Connections to Other Sparsity Methods
The Lottery Ticket Hypothesis connects deeply to other sparsity research:
-
Mixture of Experts (MoE): MoE achieves conditional sparsity at inference time by routing tokens to a subset of experts. The lottery ticket perspective suggests that MoE might work because each expert is, in a sense, a winning ticket for its input distribution. The routing network learns to match inputs to their best subnetwork.
-
Sparse Autoencoders (SAE): SAEs enforce sparsity in activations, meaning few neurons fire for any given input. Lottery tickets enforce sparsity in weights, meaning few connections exist at all. Both converge on the idea that neural networks are vastly over-parameterized and that most computation is redundant.
-
Quantization: Quantization reduces the bits per weight, while pruning reduces the number of weights. They are complementary: a winning ticket can be further quantized.

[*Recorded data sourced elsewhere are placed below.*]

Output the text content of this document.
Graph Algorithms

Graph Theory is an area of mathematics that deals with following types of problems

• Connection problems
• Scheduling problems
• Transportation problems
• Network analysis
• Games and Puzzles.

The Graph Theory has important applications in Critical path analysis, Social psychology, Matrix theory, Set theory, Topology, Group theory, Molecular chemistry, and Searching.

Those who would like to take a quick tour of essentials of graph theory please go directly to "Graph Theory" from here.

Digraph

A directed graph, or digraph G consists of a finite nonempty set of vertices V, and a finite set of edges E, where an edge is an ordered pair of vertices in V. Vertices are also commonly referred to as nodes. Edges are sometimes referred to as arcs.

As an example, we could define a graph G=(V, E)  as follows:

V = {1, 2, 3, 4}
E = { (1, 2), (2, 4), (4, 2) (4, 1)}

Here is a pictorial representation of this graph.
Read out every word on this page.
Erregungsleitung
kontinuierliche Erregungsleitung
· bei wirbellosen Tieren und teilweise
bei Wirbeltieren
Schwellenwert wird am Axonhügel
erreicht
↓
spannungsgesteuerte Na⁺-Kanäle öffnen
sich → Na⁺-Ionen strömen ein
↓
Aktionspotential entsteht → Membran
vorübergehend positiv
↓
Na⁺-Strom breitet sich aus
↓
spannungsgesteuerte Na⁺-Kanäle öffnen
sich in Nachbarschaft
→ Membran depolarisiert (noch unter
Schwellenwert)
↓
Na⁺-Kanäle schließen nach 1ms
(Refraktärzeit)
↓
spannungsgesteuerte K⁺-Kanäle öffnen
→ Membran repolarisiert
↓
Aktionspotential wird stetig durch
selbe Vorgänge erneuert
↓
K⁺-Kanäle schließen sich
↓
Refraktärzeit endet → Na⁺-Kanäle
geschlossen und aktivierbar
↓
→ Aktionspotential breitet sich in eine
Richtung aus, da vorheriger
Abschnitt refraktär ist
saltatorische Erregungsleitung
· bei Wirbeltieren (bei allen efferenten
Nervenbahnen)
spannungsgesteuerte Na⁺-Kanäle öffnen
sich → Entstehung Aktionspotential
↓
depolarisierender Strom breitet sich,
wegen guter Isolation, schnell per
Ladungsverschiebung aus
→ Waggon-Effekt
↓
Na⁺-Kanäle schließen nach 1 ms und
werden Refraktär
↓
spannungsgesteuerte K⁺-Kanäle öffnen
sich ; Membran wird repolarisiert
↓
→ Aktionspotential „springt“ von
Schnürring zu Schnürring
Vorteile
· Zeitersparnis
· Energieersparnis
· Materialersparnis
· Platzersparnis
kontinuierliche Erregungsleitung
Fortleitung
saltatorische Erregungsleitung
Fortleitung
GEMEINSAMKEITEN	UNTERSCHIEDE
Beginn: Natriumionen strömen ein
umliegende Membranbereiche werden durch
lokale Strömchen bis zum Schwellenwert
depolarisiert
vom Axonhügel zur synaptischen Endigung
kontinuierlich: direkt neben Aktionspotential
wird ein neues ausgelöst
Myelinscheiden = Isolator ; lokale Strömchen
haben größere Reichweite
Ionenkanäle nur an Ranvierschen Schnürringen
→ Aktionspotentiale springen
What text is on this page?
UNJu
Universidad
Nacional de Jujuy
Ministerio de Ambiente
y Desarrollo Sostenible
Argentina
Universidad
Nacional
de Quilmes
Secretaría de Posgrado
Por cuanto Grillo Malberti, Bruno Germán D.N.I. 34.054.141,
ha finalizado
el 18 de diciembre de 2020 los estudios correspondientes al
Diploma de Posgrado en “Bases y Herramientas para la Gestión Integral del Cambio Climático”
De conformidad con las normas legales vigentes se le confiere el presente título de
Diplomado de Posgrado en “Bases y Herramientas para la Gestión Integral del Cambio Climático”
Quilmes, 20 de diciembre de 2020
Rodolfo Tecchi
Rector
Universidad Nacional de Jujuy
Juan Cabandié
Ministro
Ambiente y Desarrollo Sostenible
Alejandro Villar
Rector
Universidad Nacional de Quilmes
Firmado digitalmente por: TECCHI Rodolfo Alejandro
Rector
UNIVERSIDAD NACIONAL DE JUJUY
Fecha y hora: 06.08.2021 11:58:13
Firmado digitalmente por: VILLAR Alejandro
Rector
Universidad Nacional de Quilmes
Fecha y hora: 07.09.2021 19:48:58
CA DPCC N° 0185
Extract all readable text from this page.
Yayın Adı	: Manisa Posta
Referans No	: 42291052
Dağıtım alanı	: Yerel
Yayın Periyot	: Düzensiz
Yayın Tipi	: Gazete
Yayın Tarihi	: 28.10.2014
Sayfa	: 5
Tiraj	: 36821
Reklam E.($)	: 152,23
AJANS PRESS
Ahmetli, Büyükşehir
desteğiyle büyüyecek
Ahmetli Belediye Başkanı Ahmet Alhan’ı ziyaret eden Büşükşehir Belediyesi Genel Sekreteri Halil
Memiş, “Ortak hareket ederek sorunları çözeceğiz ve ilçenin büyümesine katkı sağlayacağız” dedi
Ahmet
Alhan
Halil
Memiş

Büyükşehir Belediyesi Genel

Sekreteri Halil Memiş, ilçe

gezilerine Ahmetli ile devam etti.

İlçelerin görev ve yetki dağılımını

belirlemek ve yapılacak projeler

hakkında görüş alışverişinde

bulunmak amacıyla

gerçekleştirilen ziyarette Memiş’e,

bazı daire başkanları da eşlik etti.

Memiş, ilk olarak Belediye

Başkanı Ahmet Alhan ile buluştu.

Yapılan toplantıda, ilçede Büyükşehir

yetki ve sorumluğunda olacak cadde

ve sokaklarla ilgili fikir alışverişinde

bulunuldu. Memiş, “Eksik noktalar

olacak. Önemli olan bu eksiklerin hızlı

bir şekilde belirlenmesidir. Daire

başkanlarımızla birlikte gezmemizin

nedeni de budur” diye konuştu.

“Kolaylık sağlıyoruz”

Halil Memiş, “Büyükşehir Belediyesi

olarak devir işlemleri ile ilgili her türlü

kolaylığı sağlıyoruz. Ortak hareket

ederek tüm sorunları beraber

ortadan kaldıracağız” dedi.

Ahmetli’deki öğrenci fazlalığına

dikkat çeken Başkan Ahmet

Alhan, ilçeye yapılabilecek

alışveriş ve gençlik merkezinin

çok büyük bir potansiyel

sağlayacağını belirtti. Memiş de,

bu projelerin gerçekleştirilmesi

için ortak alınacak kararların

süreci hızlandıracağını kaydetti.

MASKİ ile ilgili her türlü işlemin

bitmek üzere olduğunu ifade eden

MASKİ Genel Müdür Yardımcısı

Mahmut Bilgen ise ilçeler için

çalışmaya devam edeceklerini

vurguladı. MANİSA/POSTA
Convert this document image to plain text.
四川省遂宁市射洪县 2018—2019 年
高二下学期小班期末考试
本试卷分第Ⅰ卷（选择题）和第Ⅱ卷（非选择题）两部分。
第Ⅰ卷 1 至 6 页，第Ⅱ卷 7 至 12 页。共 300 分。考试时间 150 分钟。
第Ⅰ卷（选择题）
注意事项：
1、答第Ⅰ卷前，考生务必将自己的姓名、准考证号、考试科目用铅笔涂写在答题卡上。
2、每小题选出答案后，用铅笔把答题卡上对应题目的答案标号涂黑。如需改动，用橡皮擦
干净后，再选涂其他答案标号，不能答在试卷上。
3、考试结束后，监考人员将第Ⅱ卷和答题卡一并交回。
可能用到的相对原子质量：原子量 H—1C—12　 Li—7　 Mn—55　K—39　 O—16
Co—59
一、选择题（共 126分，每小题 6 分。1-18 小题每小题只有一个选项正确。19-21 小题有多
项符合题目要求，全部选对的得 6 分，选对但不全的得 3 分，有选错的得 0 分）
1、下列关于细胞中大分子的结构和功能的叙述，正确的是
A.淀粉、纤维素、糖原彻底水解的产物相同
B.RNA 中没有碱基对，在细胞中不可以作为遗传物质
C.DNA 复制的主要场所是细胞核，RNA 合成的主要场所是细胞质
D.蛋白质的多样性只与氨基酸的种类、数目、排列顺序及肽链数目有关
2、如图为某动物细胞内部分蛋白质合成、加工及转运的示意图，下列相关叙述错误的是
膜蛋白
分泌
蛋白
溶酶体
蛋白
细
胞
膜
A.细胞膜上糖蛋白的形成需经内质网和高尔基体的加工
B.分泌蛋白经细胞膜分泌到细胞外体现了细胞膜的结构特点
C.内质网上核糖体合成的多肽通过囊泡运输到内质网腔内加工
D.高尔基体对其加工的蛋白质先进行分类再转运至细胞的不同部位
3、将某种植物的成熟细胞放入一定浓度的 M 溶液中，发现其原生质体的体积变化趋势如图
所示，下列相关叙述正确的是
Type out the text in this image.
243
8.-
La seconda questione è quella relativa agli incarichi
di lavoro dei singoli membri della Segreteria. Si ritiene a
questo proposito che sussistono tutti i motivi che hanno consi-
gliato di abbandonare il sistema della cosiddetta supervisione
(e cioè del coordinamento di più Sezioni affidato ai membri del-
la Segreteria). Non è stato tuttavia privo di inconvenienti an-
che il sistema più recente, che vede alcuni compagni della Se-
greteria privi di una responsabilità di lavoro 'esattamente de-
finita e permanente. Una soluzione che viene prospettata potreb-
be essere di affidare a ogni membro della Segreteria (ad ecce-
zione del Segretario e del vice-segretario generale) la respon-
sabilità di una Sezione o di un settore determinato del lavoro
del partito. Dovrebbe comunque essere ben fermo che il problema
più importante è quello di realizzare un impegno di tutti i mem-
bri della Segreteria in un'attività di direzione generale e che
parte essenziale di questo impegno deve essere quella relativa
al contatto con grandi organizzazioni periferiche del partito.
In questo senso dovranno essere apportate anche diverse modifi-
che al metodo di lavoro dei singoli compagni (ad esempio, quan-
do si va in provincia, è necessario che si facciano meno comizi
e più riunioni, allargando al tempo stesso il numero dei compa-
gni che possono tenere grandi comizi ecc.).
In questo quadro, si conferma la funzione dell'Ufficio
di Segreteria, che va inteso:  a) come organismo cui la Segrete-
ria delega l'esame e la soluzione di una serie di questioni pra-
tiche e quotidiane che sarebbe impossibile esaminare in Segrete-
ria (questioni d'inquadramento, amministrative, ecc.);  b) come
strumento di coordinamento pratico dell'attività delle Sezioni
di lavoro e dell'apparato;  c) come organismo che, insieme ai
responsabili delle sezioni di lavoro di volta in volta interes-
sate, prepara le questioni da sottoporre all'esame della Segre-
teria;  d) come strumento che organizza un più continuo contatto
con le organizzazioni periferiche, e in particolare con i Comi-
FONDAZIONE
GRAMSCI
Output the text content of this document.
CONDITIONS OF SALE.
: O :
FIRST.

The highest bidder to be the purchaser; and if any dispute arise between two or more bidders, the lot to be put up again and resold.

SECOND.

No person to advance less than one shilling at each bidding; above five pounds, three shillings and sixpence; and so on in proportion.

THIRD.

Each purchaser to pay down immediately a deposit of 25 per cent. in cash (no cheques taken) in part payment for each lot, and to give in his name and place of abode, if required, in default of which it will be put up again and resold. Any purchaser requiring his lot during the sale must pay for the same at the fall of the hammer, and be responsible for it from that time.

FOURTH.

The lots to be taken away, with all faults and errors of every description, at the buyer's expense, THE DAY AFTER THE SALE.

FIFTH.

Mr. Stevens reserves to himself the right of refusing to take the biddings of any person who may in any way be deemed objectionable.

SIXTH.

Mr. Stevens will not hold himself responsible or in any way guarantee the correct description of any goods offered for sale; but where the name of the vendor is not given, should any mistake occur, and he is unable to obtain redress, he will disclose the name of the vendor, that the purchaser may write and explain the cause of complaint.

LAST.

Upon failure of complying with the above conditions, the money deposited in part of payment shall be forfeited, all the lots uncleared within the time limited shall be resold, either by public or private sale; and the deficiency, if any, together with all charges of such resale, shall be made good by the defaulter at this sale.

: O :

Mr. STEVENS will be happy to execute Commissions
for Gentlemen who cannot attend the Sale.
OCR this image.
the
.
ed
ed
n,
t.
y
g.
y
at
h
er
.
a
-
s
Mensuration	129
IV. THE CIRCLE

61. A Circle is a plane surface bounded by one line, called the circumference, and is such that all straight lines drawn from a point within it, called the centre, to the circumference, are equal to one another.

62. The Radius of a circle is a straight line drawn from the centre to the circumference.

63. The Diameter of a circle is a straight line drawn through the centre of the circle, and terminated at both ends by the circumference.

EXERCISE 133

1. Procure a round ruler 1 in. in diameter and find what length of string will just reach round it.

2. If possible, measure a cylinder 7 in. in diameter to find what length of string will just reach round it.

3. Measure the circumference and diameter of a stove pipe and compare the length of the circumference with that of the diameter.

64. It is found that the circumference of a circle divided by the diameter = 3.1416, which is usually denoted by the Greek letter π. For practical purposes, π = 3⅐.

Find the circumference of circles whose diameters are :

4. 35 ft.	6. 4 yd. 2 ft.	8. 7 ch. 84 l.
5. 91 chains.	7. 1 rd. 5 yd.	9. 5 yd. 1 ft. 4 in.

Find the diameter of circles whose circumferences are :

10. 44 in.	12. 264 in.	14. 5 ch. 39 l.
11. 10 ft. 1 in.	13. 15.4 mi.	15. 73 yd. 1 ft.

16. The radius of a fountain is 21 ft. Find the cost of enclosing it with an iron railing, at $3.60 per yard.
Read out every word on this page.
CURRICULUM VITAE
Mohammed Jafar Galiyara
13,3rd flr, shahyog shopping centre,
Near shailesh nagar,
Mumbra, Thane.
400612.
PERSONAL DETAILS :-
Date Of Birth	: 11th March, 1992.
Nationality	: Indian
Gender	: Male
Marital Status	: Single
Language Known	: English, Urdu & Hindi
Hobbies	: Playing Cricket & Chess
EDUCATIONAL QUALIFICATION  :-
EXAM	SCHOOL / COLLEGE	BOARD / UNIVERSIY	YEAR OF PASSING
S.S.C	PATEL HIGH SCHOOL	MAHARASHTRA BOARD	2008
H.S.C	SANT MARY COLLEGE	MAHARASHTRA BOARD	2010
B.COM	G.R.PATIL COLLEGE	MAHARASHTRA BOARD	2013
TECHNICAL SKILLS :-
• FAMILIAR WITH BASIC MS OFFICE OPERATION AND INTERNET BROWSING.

Recent work on SparseGPT combines unstructured pruning with quantization to achieve 60% sparsity + 4-bit weights with minimal accuracy loss on LLMs.
-
Neural Collapse: At the end of training, features collapse to class means forming a simplex ETF. The lottery ticket hypothesis suggests that only a subset of the network is responsible for learning these collapsed representations, raising the question: do winning tickets exhibit neural collapse faster?
Open Questions
Several important questions remain:
-
Is there a theory of winning tickets? We know they exist empirically, but we lack a theory predicting which initializations will contain good tickets.
-
Can we find tickets without training? Methods like SNIP (Single-shot Network Pruning) and GraSP attempt to identify sparse masks at initialization, before any training occurs.
-
Do LLMs have lottery tickets? Recent work suggests yes, and that different tasks may activate different subnetworks within a large model, echoing the MoE philosophy.
-
Strong vs. Weak tickets: Some tickets not only match but exceed the dense network’s performance. Understanding when and why this happens remains open.